UPFRONT: How bad did it get? When did you know that you really had to get help?

PERRY: The night before I had to leave the movie. It got bad enough that I was scared for my survival.

UPFRONT: Would you say this has been the toughest struggle of your life?

PERRY: Oh yeah, without question.

UPFRONT: Do you have any advice to people out there who have drug or alcohol problems?

PERRY: You know, the one cool thing about not doing this anonymously is that I do get the sense that I can kind of help people just by showing up and doing my job. I thought that I needed [drugs and alcohol] in my life to be happy or to have fun, and the truth of the matter is that is just is not the case. I have been sober for a little over a year-and-a-half, and it has been the most amazing year and a half. The day-to-day process of my life is pretty off-the-charts great.

UPFRONT: Well, that amazingly cool BMW convertible you drive is definitely great. Can you tool around in that car in L.A. and not get accosted at stop lights?

PERRY: It is the one little luxury I allow myself to have. I don’t care that people can see me; I just love driving that car so much. But I also have a hide-me kind of car, too.

UPFRONT: Do people honk and yell when they do see you?

PERRY: They honk because I am on this show that I am in everybody’s living room each week. It is different than maybe some of the guys who just do features because there is this feeling that they know me. It is almost like at a red light I am picking up this conversation that is still occurring with someone that I don’t know. I just jump into their lives, so it is surreal. Sometimes it is fun. Sometimes you wish you had a machine so you could just turn it off.

UPFRONT: What about with girls? When you get to be so well known, can you just be a guy and take a girl out on a date?

PERRY: No, you can’t go on a blind date ever again, so that is over. I think I am pretty good at that radar of somebody who is just out with me because I am on a show. But if the girl is hot enough I don’t care why she is out with me [laughing].

UPFRONT: Is this really the last year of Friends?

PERRY: Yes, I believe it is the last year. But never say never. Friends: the Movie will never happen, I promise.

UPFRONT: Jennifer Aniston said there will never be A Very Friends Christmas either.

PERRY: I don’t think so. But maybe if all of our careers hit the skids in like 20 years, we will show up.

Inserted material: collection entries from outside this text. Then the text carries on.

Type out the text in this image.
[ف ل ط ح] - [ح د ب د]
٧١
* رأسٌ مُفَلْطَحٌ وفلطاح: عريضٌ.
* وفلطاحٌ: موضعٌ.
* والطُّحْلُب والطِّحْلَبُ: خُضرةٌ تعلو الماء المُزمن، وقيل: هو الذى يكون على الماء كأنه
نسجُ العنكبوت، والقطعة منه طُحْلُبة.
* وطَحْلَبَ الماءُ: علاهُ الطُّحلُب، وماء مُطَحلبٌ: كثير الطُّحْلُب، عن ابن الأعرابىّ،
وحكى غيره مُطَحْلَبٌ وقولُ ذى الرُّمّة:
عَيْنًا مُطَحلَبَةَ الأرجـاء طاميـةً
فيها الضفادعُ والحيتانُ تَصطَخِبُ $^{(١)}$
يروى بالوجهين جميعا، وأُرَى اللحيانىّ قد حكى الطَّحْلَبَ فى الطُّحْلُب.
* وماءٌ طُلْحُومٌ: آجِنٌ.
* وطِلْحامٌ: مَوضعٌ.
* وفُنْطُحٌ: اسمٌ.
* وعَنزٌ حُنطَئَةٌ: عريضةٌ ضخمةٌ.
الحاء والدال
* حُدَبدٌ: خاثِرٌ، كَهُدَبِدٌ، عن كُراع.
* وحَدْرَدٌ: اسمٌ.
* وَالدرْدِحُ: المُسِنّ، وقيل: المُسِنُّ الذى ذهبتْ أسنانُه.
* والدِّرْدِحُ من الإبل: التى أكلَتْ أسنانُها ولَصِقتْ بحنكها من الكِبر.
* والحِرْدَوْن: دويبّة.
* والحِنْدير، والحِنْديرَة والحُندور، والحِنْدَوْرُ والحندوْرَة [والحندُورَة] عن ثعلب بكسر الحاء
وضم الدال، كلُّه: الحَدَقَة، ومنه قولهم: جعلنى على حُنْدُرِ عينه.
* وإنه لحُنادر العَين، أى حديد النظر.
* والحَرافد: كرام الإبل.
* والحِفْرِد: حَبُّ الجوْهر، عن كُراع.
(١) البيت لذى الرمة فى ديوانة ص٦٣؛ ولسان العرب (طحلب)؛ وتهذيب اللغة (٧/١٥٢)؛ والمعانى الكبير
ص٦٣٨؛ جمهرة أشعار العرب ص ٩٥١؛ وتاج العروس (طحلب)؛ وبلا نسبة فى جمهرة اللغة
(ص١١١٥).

UPFRONT: Are you going to miss Chandler?

PERRY: Of course. I got this show when I was 24 and I will be 33 when I leave. Those are pretty important years there. I don’t like to think about it too much, but those last few weeks are going to be really hard. You like to think that if a door closes in your life another door opens somewhere and your job is to find it.

UPFRONT: How would you like to see Chandler go out?

PERRY: You know, Chandler is probably the guy who has grown up the most on the show. He started out as this absolute neurotic freak boy and now he is married. I think it would be really nice if Monica’s last line to Chandler was something like “I am pregnant” or something like that.

UPFRONT: What’s next for you?

PERRY: First we’re going to do the sequel to The Whole Nine Yards. After that the lovely people at Paramount who did Serving Sara have been kind enough, based on that film, to offer me a couple more movies. Hopefully, the next one up will be this drama called One of Us that I just love. There is not a joke to be found in it, so that will be a great challenge. I hope I am up to the task.